Die TV-Serie liegt auf drei DVDs in der deutschen und der englischen Sprachfassung (Dolby Digital 5.1) vor. Die französischen Dialoge werden weitgehend nicht übersetzt sondern nur untertitelt. An Extras finden sich kurze Kommentare zu jeder Folge sowie kurze Featurettes zur Serie.
Von Anfang an erinnert der Fall des verschwundenen Oliver in "The Missing" an den Fall der kleinen Maddie McCann, die im Jahre 2007 aus einer Ferienanlage in Portugal verschwunden ist und bis heute nicht aufgefunden werden konnte. Die jahrelange Suche, die immer wieder neu aufgenommenen Ermittlungen und das weltweite Medienecho machten den Fall weithin bekannt.

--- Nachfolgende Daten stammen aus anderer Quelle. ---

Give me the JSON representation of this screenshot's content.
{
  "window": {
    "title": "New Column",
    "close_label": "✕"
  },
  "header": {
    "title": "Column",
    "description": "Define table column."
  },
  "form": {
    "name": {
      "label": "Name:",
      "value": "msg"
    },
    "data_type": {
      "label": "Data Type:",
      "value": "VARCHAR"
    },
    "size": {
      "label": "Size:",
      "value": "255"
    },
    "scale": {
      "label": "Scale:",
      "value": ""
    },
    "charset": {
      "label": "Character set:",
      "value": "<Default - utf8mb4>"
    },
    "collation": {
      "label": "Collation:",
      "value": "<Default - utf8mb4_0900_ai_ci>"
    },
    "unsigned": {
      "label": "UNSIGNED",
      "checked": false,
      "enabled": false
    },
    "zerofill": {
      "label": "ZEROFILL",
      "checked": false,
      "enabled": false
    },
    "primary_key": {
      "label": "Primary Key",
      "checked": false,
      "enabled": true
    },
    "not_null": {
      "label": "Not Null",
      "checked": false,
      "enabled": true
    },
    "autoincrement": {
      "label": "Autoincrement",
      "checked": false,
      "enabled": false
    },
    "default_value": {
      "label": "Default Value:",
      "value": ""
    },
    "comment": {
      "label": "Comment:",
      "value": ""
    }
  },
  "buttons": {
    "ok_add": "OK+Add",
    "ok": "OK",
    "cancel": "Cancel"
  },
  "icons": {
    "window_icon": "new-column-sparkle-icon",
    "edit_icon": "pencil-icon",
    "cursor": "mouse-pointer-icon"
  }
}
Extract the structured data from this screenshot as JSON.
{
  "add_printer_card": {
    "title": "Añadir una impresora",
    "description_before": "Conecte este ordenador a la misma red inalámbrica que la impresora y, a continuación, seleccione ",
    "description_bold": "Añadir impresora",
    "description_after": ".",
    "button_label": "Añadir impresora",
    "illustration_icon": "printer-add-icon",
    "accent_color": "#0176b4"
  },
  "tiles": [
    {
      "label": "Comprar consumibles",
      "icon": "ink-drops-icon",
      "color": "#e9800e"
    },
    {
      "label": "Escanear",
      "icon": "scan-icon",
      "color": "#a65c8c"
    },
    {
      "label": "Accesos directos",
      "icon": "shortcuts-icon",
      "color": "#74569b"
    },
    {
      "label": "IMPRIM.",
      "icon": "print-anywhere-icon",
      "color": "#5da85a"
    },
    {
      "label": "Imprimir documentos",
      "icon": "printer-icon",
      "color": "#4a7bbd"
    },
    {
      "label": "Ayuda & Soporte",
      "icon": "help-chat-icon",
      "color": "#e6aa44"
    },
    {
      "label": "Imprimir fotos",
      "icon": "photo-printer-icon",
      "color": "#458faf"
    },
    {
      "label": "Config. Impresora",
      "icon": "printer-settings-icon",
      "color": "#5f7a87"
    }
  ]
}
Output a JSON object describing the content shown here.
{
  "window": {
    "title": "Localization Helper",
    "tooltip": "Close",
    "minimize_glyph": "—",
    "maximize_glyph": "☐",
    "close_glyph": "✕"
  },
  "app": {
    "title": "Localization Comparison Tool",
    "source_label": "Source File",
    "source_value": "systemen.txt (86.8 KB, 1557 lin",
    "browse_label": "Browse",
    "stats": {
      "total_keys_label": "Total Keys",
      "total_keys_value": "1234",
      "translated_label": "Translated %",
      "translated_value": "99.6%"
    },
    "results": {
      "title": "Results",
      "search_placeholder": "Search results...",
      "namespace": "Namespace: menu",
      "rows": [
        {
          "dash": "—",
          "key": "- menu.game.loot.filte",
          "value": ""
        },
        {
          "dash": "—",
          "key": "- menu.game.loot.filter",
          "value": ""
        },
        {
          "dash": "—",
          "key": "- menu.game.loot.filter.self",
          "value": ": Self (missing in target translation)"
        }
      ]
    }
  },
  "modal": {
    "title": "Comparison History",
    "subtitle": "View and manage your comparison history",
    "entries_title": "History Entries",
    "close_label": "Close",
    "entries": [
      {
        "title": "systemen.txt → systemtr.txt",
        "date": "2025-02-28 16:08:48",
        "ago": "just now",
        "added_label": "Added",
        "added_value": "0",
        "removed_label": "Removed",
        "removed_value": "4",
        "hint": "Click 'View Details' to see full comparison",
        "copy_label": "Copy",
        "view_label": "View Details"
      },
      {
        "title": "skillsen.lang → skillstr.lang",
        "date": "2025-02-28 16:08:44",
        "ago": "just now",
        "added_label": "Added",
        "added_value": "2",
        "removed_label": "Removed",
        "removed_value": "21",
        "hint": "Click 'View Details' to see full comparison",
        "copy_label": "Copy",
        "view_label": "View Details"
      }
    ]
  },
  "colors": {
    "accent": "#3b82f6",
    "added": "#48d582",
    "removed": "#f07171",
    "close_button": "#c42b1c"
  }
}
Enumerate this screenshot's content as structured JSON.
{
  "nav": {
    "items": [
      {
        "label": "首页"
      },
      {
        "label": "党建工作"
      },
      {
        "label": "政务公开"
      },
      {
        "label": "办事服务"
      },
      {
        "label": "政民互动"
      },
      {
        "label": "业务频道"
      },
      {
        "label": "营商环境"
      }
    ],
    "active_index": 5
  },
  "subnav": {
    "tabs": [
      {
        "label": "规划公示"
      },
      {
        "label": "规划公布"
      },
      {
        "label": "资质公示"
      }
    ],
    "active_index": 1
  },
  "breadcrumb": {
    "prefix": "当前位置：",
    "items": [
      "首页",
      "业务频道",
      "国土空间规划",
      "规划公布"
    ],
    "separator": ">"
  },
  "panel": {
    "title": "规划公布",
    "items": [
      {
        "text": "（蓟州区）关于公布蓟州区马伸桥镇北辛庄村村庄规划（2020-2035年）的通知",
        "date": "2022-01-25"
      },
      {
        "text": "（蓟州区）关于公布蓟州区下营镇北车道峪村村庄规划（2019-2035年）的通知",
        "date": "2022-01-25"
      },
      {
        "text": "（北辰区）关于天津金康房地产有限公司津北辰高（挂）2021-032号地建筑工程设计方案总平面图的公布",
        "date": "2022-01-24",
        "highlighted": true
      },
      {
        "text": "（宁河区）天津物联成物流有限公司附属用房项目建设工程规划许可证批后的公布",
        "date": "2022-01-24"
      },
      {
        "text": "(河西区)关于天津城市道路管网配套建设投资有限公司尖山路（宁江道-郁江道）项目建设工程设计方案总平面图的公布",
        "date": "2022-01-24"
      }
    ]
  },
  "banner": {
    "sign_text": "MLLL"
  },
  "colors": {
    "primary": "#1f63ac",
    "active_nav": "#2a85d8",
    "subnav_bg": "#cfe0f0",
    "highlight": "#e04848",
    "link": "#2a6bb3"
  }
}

In "The Missing" wird die Verzweiflung der Eltern in den Mittelpunkt gestellt und damit verstärkt, dass zahlreiche Szenen mit wackeliger Handkamera gedreht wurden. Das herausragende Spiel der Hauptakteure und eine teilweise sehr beklemmende Bildsprache machen diese Mini-Serie zu einem sehr intensiven Erlebnis, das bei seinen Zuschauern noch lange nachhallt. Nicht umsonst wurden die Serie, die Produktion sowie die Darsteller, allen voran James Nesbitt, Fances O’Connor und Tchéky Karyo, für zahlreiche Preise nominiert und mit vielen Auszeichnungen bedacht.
Auch wenn die Serie in England und Frankreich spielt, wurde sie fast komplett in Belgien produziert, dies aber auf höchstem Niveau.
Das bis ins kleinste Detail ausgefeilte Drehbuch von Harry und Jack Williams beschreibt die Verzweiflung der Eltern und die äußerst belastende Suche nach ihrem kleinen Sohn höchst intensiv bis zur Schmerzgrenze. Die Geschichte spielt in zwei Zeitebenen, zwischen denen immer wieder hin und her gesprungen wird, was zumindest zu Beginn etwas gewöhnungsbedürftig ist. Dazu gibt es verschiedene Nebenhandlungen, deren Bedeutungen erst im Laufe der Serie klar werden. Die plötzlichen Wendungen im Plot treffen die Zuschauer derart unvermittelt, dass die zum Ende jeder Folge und vor allem am Ende der Serie mit offenem Mund fassungslos vor dem Fernseher sitzen.
Bereits 2014 in Großbritannien und den USA mit großem Erfolg ausgestrahlt, lief die erste Staffel von "The Missing" schon ein Jahr später im deutschen Bezahl-Fernsehen. Nun liegt diese ausgezeichnete Serie endlich auf DVD und BluRay vor und läuft zeitgleich zur Veröffentlichung im öffentlich-rechtlichen Programm.
Eine zweite Staffel wurde inzwischen gedreht, die aber mit der Story dieser Staffel nichts zu tun hat.
Ganz sicher ist "The Missing" keine leichte Kost, aber absolut lohnenswert und süchtig machend. Am besten, die ganze erste Staffel am Stück ansehen, denn wer diese Serie erst einmal angefangen hat, wird schnell zur letzten Folge kommen wollen, die ein sehr überraschenden Finale bereit hält.